In the beauty industry it is known as fractionated coconut oil, which is often used as carrier oil to mix with other ingredients.
See fractionated coconut oil.
Coconut oil cooking spray
Coconut oil in a spray bottle mixed with a whole list of ingredients to help the oil get out of the container such as:
1. Propellants, which are derived from both mineral and natural gases.
2. Dimemythlpolysiloxane, also known as Aspolydimethylsiloxane a chemical that’s often used in cosmetics.
Naturalpedia describes it as ”a toxic industrial chemical that is partially derived from silicone.”
These are not ingredients that should be in your body.
And while spraying your oil might seem convenient, it’s really not worth risking your health for.
More about why it’s best not to use coconut oil cooking spray and how to apply virgin coconut oil as anti-stick instead, can be found here.
Fractionated coconut oil
A type of coconut oil used in the beauty industry that has been altered to always stay liquid by removing one of its main components Lauric acid.
It has less health benefits than natural coconut oil and depending on how it’s been produced (which unfortunately is mostly not clear) it’s often the result of chemical processing.
It is mostly used because of practical reasons as it mixes easier with other ingredients and always stays liquid unlike natural coconut oil which becomes solid in cold temperatures.
Fractionated coconut oil is basically the same product as liquid coconut oil.
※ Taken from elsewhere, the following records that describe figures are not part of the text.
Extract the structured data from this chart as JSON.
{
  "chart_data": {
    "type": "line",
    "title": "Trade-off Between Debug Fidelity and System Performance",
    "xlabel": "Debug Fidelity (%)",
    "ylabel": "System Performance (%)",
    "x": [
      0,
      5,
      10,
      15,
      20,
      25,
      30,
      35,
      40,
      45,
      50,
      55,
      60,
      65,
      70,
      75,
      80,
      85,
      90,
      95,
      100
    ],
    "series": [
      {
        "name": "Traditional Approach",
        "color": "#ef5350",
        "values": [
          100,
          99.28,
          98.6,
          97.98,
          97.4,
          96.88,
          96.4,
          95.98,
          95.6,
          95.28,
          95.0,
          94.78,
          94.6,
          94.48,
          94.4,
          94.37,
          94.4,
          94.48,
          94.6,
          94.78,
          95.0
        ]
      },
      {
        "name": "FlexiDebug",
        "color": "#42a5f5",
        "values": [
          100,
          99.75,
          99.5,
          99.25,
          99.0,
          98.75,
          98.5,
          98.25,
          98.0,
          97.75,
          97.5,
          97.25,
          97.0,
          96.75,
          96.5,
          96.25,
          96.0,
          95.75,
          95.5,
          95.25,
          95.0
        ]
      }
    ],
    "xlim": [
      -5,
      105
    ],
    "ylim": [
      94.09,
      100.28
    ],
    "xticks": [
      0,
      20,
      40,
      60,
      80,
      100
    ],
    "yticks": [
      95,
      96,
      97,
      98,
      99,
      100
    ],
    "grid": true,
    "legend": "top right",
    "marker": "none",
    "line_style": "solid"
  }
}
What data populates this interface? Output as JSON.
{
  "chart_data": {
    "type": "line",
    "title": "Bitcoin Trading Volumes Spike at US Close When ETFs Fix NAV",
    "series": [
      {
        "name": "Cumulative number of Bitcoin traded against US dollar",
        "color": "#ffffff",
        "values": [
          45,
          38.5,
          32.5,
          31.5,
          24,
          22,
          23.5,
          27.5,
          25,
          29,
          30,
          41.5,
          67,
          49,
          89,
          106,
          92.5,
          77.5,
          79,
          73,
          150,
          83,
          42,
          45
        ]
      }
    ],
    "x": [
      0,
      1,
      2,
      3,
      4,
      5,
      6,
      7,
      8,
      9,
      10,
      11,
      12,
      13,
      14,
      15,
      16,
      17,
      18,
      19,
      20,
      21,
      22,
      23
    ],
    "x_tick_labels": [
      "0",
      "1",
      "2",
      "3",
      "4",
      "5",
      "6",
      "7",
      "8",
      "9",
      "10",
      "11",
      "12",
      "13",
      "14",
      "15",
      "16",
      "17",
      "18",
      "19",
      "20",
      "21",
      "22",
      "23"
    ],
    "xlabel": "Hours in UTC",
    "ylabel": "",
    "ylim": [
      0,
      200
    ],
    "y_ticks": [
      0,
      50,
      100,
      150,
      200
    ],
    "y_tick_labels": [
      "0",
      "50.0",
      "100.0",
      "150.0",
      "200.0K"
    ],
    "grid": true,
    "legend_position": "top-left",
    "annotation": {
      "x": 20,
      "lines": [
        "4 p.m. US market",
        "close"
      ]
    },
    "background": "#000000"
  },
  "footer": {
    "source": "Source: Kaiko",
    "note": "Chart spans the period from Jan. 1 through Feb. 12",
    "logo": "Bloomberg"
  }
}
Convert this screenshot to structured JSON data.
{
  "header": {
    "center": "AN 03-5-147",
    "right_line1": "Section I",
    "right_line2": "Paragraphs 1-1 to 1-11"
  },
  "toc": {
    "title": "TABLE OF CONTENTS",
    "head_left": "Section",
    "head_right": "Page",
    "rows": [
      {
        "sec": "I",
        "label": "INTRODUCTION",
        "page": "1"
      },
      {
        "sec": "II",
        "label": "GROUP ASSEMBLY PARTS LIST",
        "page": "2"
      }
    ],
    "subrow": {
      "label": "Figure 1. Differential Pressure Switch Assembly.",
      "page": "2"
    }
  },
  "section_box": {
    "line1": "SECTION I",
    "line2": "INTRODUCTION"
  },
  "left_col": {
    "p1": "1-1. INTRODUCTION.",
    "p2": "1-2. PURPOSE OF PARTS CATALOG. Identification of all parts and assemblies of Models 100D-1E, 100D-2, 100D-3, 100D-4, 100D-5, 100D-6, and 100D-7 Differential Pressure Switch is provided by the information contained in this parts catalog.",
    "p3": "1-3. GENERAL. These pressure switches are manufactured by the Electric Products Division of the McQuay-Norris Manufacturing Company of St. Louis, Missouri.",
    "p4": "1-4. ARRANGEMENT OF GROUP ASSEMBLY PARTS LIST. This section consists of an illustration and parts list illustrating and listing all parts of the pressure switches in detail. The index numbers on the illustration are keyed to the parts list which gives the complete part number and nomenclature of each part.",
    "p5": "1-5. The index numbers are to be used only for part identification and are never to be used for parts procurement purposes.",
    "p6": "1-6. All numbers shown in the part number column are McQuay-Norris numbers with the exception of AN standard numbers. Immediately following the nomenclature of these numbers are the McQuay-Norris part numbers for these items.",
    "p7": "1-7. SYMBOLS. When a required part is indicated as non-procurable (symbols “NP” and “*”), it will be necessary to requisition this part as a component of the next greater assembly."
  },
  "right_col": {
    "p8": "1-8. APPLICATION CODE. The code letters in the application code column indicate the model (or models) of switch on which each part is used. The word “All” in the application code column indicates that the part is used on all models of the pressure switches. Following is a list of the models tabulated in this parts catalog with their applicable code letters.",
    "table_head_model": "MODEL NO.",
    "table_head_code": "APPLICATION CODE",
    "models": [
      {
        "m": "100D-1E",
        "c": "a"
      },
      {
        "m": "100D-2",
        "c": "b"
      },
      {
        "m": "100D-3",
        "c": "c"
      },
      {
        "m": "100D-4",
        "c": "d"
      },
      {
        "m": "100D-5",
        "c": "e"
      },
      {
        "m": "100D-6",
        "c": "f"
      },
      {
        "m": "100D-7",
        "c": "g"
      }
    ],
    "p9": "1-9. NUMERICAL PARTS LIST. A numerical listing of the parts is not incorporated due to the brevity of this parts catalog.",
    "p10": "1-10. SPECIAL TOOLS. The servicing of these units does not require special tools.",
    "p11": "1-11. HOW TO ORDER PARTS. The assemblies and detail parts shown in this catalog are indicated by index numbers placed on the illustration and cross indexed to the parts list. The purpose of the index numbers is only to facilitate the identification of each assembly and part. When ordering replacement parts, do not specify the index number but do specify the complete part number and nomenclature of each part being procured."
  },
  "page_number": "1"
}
It’s marketed as a cooking oil, which -unfortunately not mentioned on the label- is very sensitive to oxidation.
See also liquid coconut oil.
Hydrogenated coconut oil
This oil isn’t sold as a product by itself but you can find it on the ingredients list of some junk food.
Hydrogenated coconut oil is the result of chemically altering the unsaturated fats in coconut oil. It is used as a cheap way to avoid a (food) product from melting or changing consistency.
It creates dangerous trans fats – not something you want to put in your body.
You probably won’t ever find a consumer coconut oil brand labeled as hydrogenated coconut oil, but there are some coconut oil brands who mention their oil is non-hydrogenated to emphasize that it doesn’t contain trans fats.
Non-hydrogenated coconut oil
See hydrogenated coconut oil.
Fair trade coconut oil
Coconut oil that has been produced according to the ‘’Fair for Life’’ concept that guarantees fair pay, safe working conditions and community projects for the people involved with the production.
Cruelty-free coconut oil
Coconut oil is vegan and not tested on animals.
Unfortunately some coconut producers use chained monkeys instead of humans to pick coconuts. Monkeys work much faster and they cost much less.
Luckily there is increased attention to this deeply saddening, unethical practise.
All products should be cruelty-free by default. Please make it your priority to support cruelty-free brands.
That’s it! I think I’ve covered pretty much everything, but let me know if you think of another coconut oil name that you think should be mentioned here.
I hope this article with all the coconut oil terminology made things clearer for you and gave you a better idea of which coconut oil is good for you and which is best avoided.